A car races around a circular track. Friction on the tires is the _____that acts toward the center of the circle and keeps the car on the circular path.
The word in the blank is "force"
When a race car, it moves along a curve, receives the action of a centrifugal force in the radius direction, and towards the outside of the curve. This force depends on the mass and speed of the car and the radius of the curve, according to the following expression:
Fc = (mv^2)/r
m, is the mass of the car.
v, is the velocity.
r, is the radius of curvature.
To compensate this force, in the case where the track is horizontal, the track and the tires must provide a friction force (Fr), at least equal to the centrifugal force. For a given friction coefficient of the track (μ), the friction force is proportional to the mass of the vehicle; so, we can find the speed limit that can reach the vehicle on a horizontal track:
Equating the centrifugal force and the friction force, we have:
Fc = Ff
(mv^2)/r = μ(m*g)
v = sqrt (μ*r*g)
The answer is force.
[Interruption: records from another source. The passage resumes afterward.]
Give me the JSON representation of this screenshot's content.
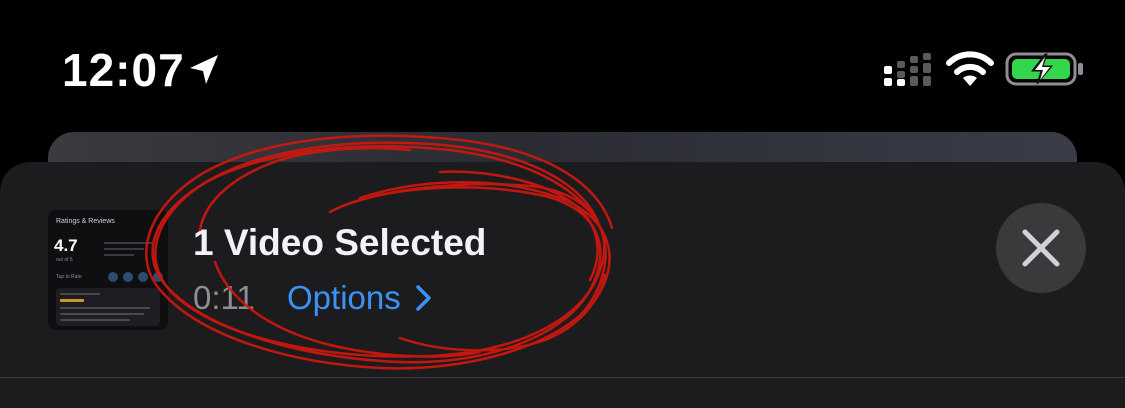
{
  "status_bar": {
    "time": "12:07",
    "icons": [
      "location-arrow-icon",
      "cellular-signal-icon",
      "wifi-icon",
      "battery-charging-icon"
    ],
    "battery_color": "#32d74b"
  },
  "selection": {
    "title": "1 Video Selected",
    "duration": "0:11",
    "options_label": "Options"
  },
  "thumbnail": {
    "heading": "Ratings & Reviews",
    "rating": "4.7",
    "subtext": "out of 5",
    "tap_text": "Tap to Rate"
  },
  "annotation": {
    "type": "freehand-scribble",
    "color": "#d0170e"
  },
  "colors": {
    "background": "#000000",
    "sheet": "#1c1c1e",
    "accent": "#3a93f5",
    "secondary_text": "#8e8e93",
    "primary_text": "#f2f2f7"
  }
}
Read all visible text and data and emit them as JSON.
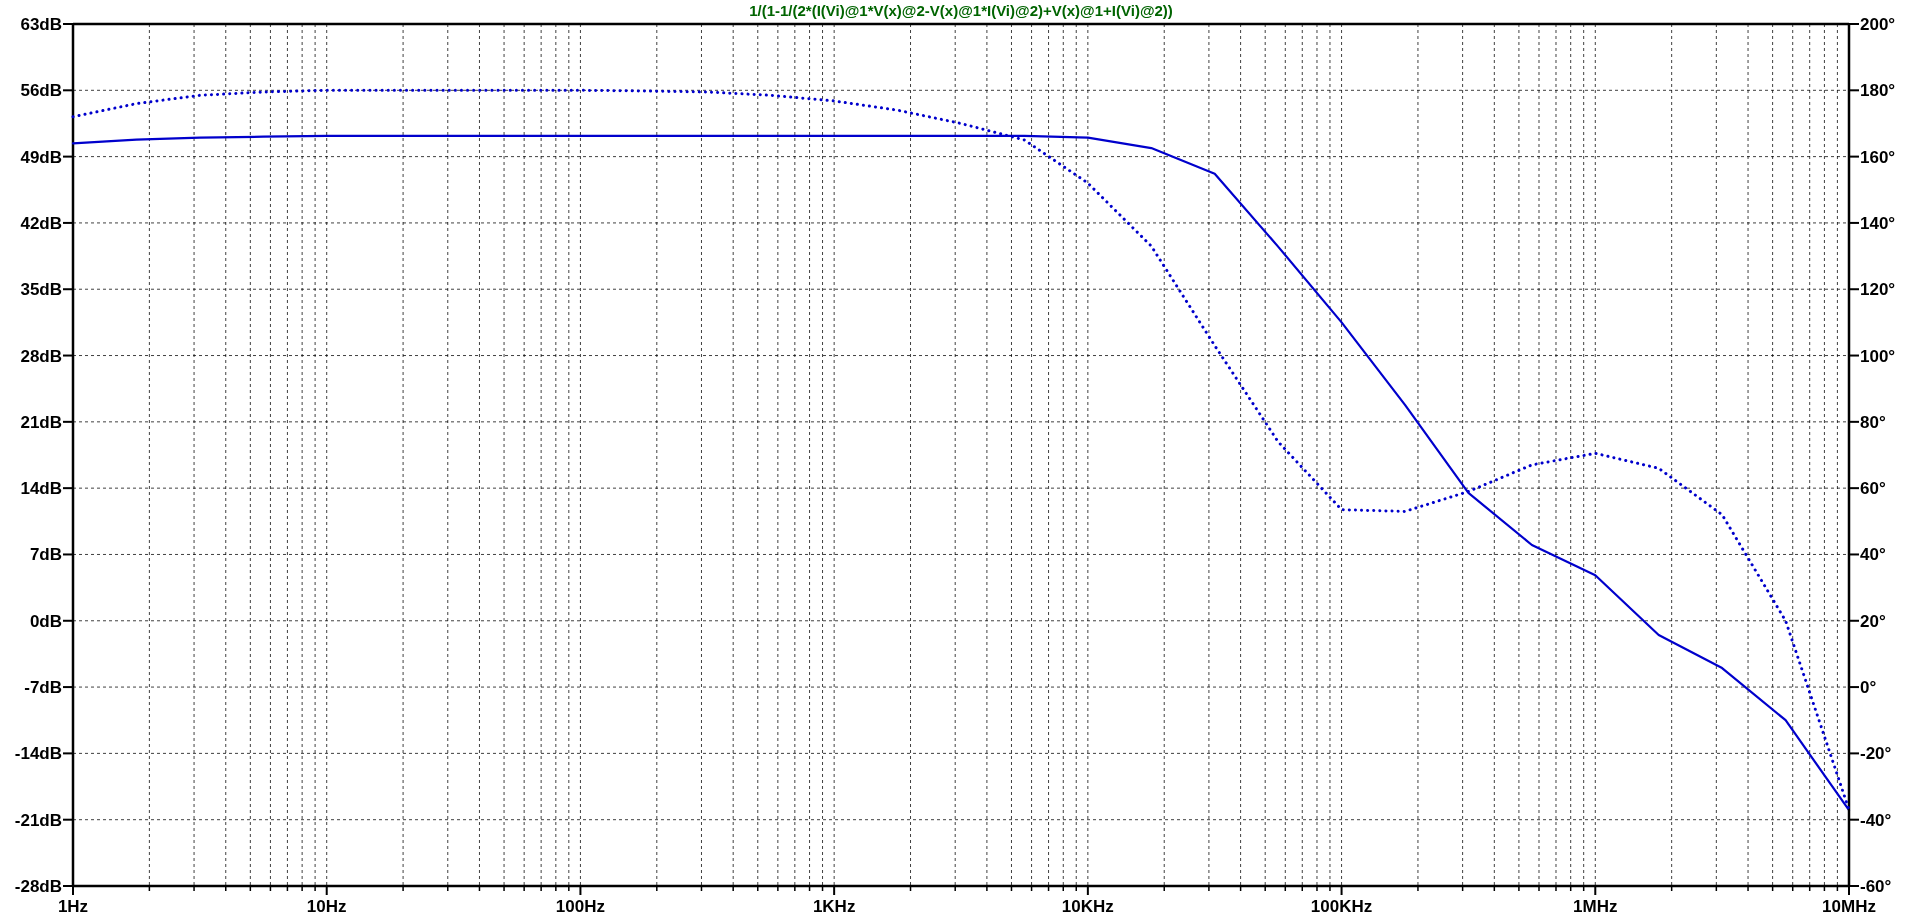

A force is always the cause of velocity change of a body.
Without force(s), or if several forces applied to a body balance each other, a body will remain motionless, or its motion will have a constant velocity (of course if an inertial frame of reference is used). This is Newton's First Law.
Also note that for a circular motion the friction force "acts toward the center of the circle" only if the speed (the magnitude of the velocity) is constant.